Unbeknownst to my parents, my older sister and I would wink and stick our tongues out at each other, or kick each other with our feet while trying to get the other to laugh. Whomever squealed would get in trouble by the blessing sayer.
But it was also during those blessed meals with eyes closed and heads bent, my sister would reach over to my knee and softly press three fingers one at a time on the top of my leg.
It was our code.
Or I guess you say it was handed down from my Grandmother and Mother.
One of those things you'll never forget and always remember. Each finger pressed, meant one word. "I love you."
And we would always both look up and smile at each other, because then in that moment you'd remember the faces of those loved and lost and still present and you'd remember each other.

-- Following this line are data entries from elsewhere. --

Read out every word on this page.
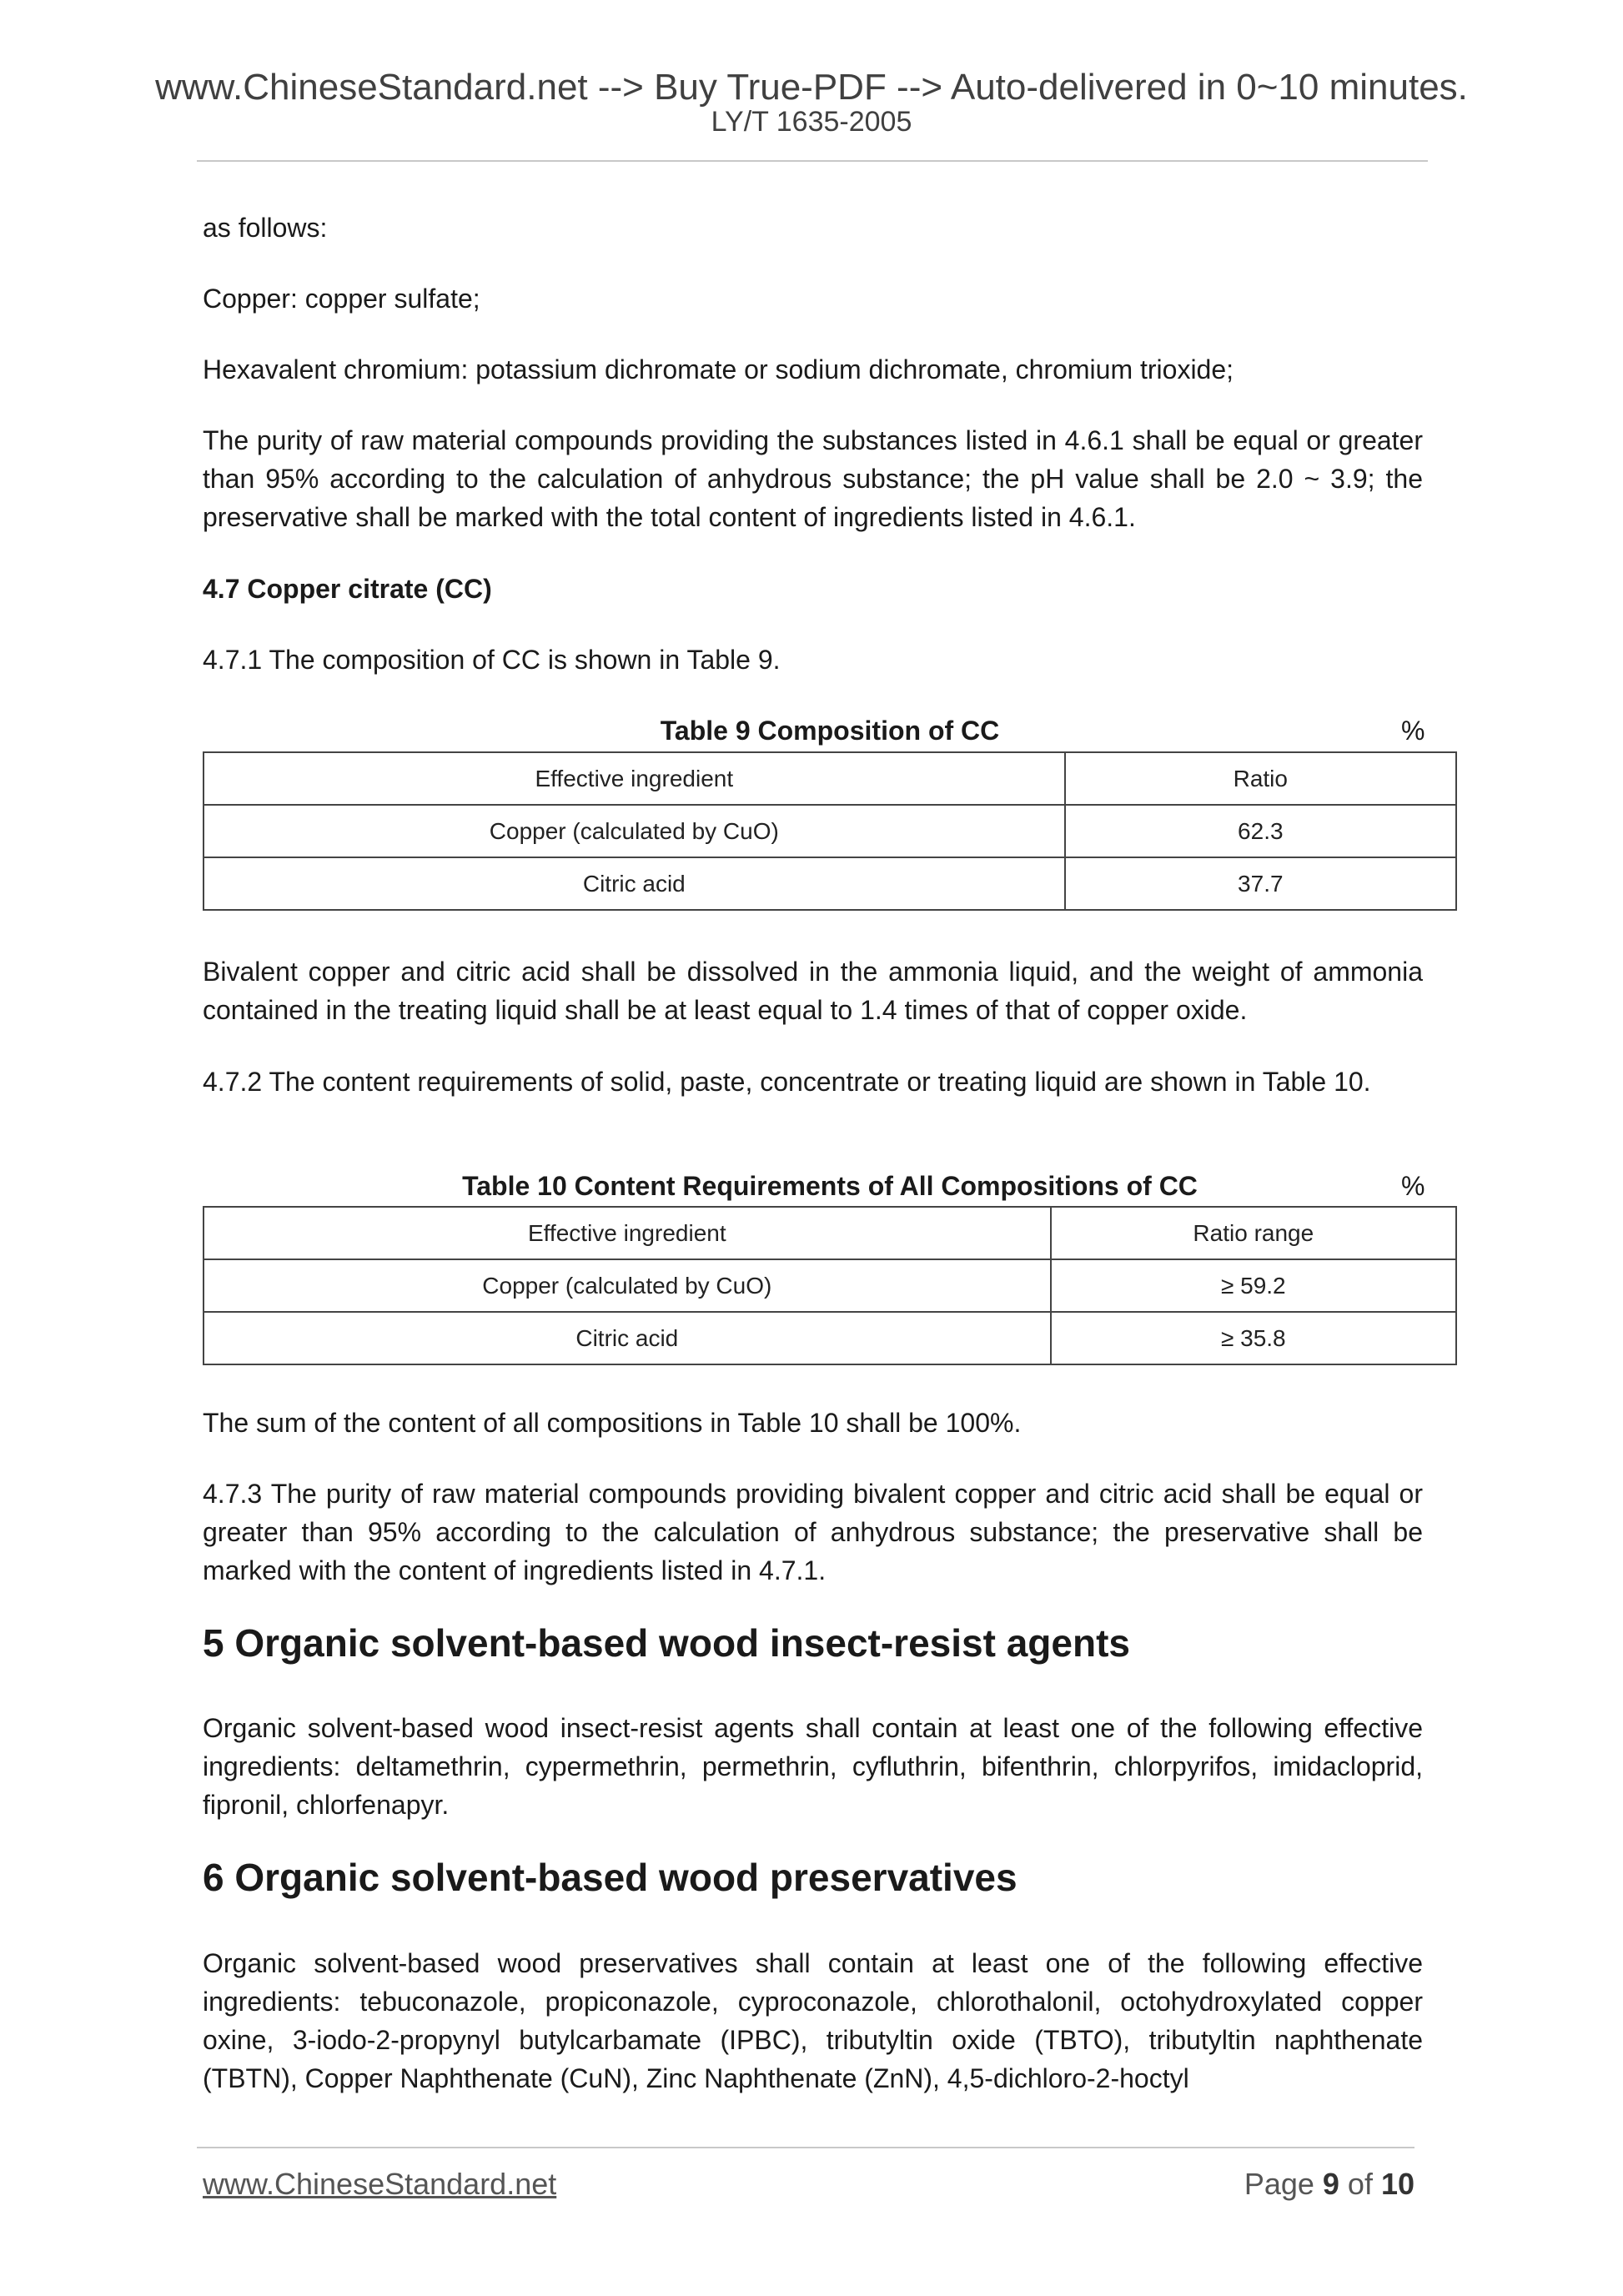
www.ChineseStandard.net --> Buy True-PDF --> Auto-delivered in 0~10 minutes.
LY/T 1635-2005

as follows:

Copper: copper sulfate;

Hexavalent chromium: potassium dichromate or sodium dichromate, chromium trioxide;

The purity of raw material compounds providing the substances listed in 4.6.1 shall be equal or greater than 95% according to the calculation of anhydrous substance; the pH value shall be 2.0 ~ 3.9; the preservative shall be marked with the total content of ingredients listed in 4.6.1.

4.7 Copper citrate (CC)

4.7.1 The composition of CC is shown in Table 9.

Table 9 Composition of CC	%
Effective ingredient	Ratio
Copper (calculated by CuO)	62.3
Citric acid	37.7

Bivalent copper and citric acid shall be dissolved in the ammonia liquid, and the weight of ammonia contained in the treating liquid shall be at least equal to 1.4 times of that of copper oxide.

4.7.2 The content requirements of solid, paste, concentrate or treating liquid are shown in Table 10.

Table 10 Content Requirements of All Compositions of CC	%
Effective ingredient	Ratio range
Copper (calculated by CuO)	≥ 59.2
Citric acid	≥ 35.8

The sum of the content of all compositions in Table 10 shall be 100%.

4.7.3 The purity of raw material compounds providing bivalent copper and citric acid shall be equal or greater than 95% according to the calculation of anhydrous substance; the preservative shall be marked with the content of ingredients listed in 4.7.1.

5 Organic solvent-based wood insect-resist agents

Organic solvent-based wood insect-resist agents shall contain at least one of the following effective ingredients: deltamethrin, cypermethrin, permethrin, cyfluthrin, bifenthrin, chlorpyrifos, imidacloprid, fipronil, chlorfenapyr.

6 Organic solvent-based wood preservatives

Organic solvent-based wood preservatives shall contain at least one of the following effective ingredients: tebuconazole, propiconazole, cyproconazole, chlorothalonil, octohydroxylated copper oxine, 3-iodo-2-propynyl butylcarbamate (IPBC), tributyltin oxide (TBTO), tributyltin naphthenate (TBTN), Copper Naphthenate (CuN), Zinc Naphthenate (ZnN), 4,5-dichloro-2-hoctyl

www.ChineseStandard.net	Page 9 of 10
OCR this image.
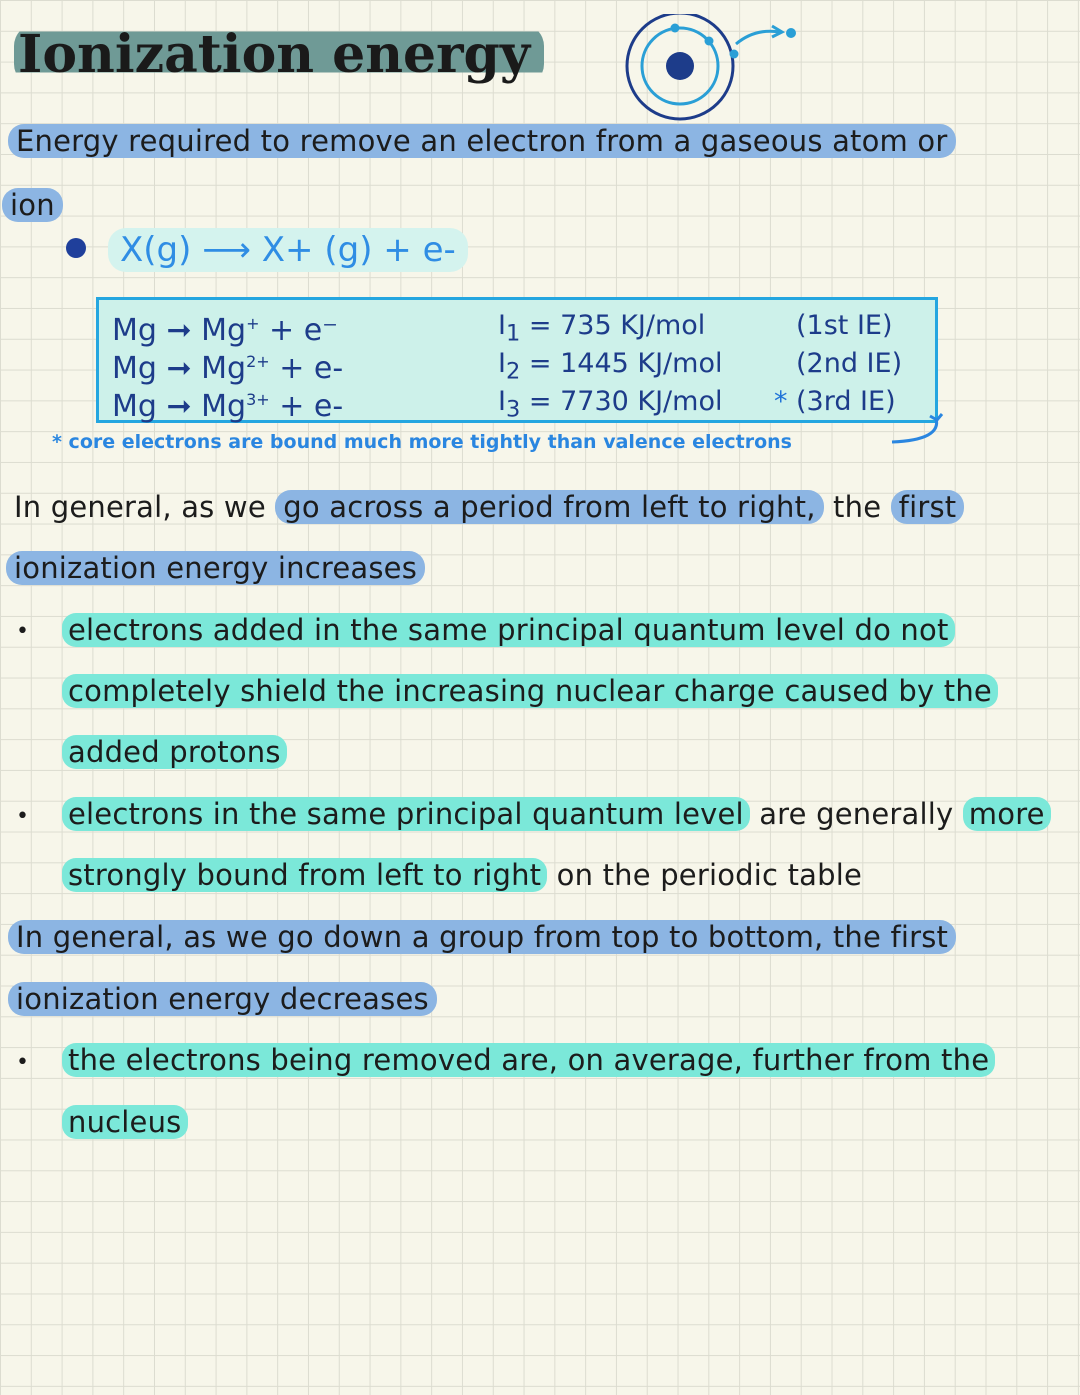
Ionization energy
Energy required to remove an electron from a gaseous atom or
ion
X(g) ⟶ X+ (g) + e-
Mg ➞ Mg+ + e⁻
Mg ➞ $Mg^{2+} + e-$
Mg ➞ $Mg^{3+} + e-$
$I_1 = 735$ KJ/mol
$I_2 = 1445$ KJ/mol
$I_3 = 7730$ KJ/mol
(1st IE)
(2nd IE)
* (3rd IE)
* core electrons are bound much more tightly than valence electrons
In general, as we go across a period from left to right, the first
ionization energy increases
• electrons added in the same principal quantum level do not
completely shield the increasing nuclear charge caused by the
added protons
• electrons in the same principal quantum level are generally more
strongly bound from left to right on the periodic table
In general, as we go down a group from top to bottom, the first
ionization energy decreases
• the electrons being removed are, on average, further from the
nucleus
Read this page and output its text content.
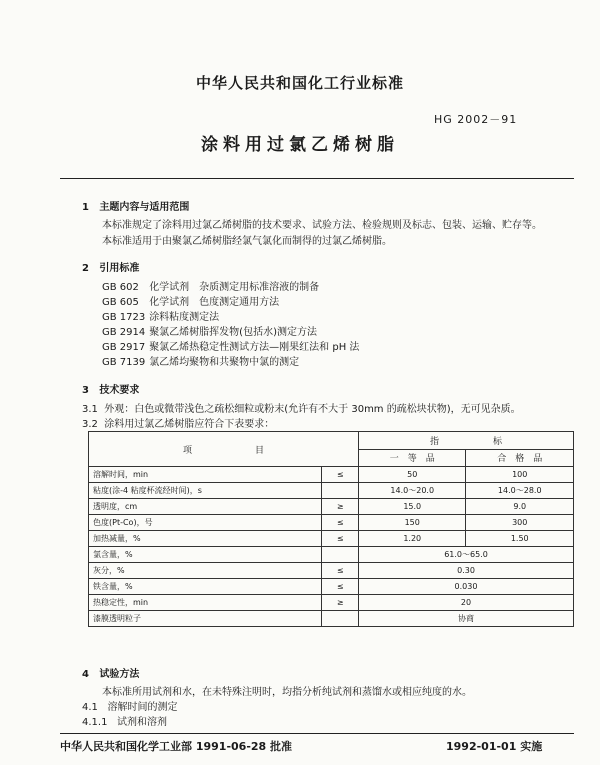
中华人民共和国化工行业标准
HG 2002－91
涂料用过氯乙烯树脂
1 主题内容与适用范围
本标准规定了涂料用过氯乙烯树脂的技术要求、试验方法、检验规则及标志、包装、运输、贮存等。
本标准适用于由聚氯乙烯树脂经氯气氯化而制得的过氯乙烯树脂。
2 引用标准
GB 602 化学试剂　杂质测定用标准溶液的制备
GB 605 化学试剂　色度测定通用方法
GB 1723 涂料粘度测定法
GB 2914 聚氯乙烯树脂挥发物(包括水)测定方法
GB 2917 聚氯乙烯热稳定性测试方法—刚果红法和 pH 法
GB 7139 氯乙烯均聚物和共聚物中氯的测定
3 技术要求
3.1 外观：白色或微带浅色之疏松细粒或粉末(允许有不大于 30mm 的疏松块状物)，无可见杂质。
3.2 涂料用过氯乙烯树脂应符合下表要求：
项　　　　　　　目		指　　　　　　标	
		一　等　品	合　格　品
溶解时间，min	≤	50	100
粘度(涂-4 粘度杯流经时间)，s		14.0～20.0	14.0～28.0
透明度，cm	≥	15.0	9.0
色度(Pt-Co)，号	≤	150	300
加热减量，%	≤	1.20	1.50
氯含量，%		61.0～65.0	
灰分，%	≤	0.30	
铁含量，%	≤	0.030	
热稳定性，min	≥	20	
漆膜透明粒子		协商	
4 试验方法
本标准所用试剂和水，在未特殊注明时，均指分析纯试剂和蒸馏水或相应纯度的水。
4.1 溶解时间的测定
4.1.1 试剂和溶剂
中华人民共和国化学工业部 1991-06-28 批准	1992-01-01 实施
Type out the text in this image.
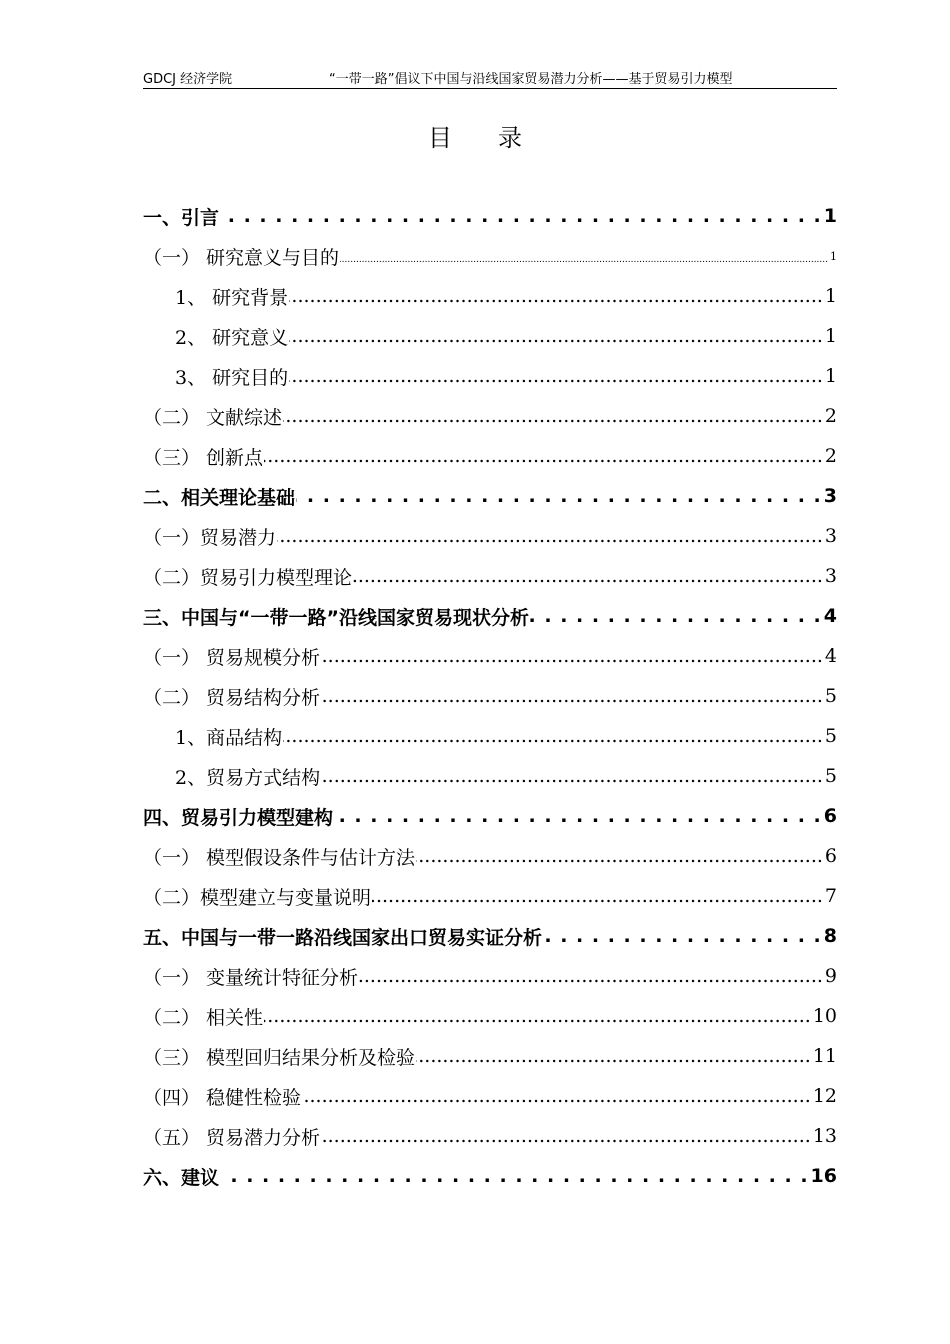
GDCJ 经济学院	“一带一路”倡议下中国与沿线国家贸易潜力分析——基于贸易引力模型
目录
一、引言 . . .	1
（一） 研究意义与目的 .....	1
1、 研究背景 .....	1
2、 研究意义 .....	1
3、 研究目的 .....	1
（二） 文献综述 .....	2
（三） 创新点 .....	2
二、相关理论基础 . . .	3
（一）贸易潜力 .....	3
（二）贸易引力模型理论 .....	3
三、中国与“一带一路”沿线国家贸易现状分析 . . .	4
（一） 贸易规模分析 .....	4
（二） 贸易结构分析 .....	5
1、商品结构 .....	5
2、贸易方式结构 .....	5
四、贸易引力模型建构 . . .	6
（一） 模型假设条件与估计方法 .....	6
（二）模型建立与变量说明 .....	7
五、中国与一带一路沿线国家出口贸易实证分析 . . .	8
（一） 变量统计特征分析 .....	9
（二） 相关性 .....	10
（三） 模型回归结果分析及检验 .....	11
（四） 稳健性检验 .....	12
（五） 贸易潜力分析 .....	13
六、建议 . . .	16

And still to this day I'd surprise my sister with those three words from fingers pressed and she still smiles and remembers.
Those were the days.
Grace was blessed and the blessed sayer would pray for country and men and friends and foe and for blood that washed away sins, never forgetting to give praise to the glory of a good God.
The blessings always seemed to be the same with different words placed sporadically here and there with the usual ending of, "Amen" and a chime in from Mama who would say, and "Thank you God for this food," as if the blessing itself had forgotten to bless the food.
Those were the days. Those days of endless evening meals, dish wash after supper.
One would wash.
One would dry and one would inspect, of course that was the blessing sayer as well.
You'd never think it, that something so ordinary as saying grace becomes a blessing with many memories made around tables and across plates.
A blessing that can be had by all, by all who give grace.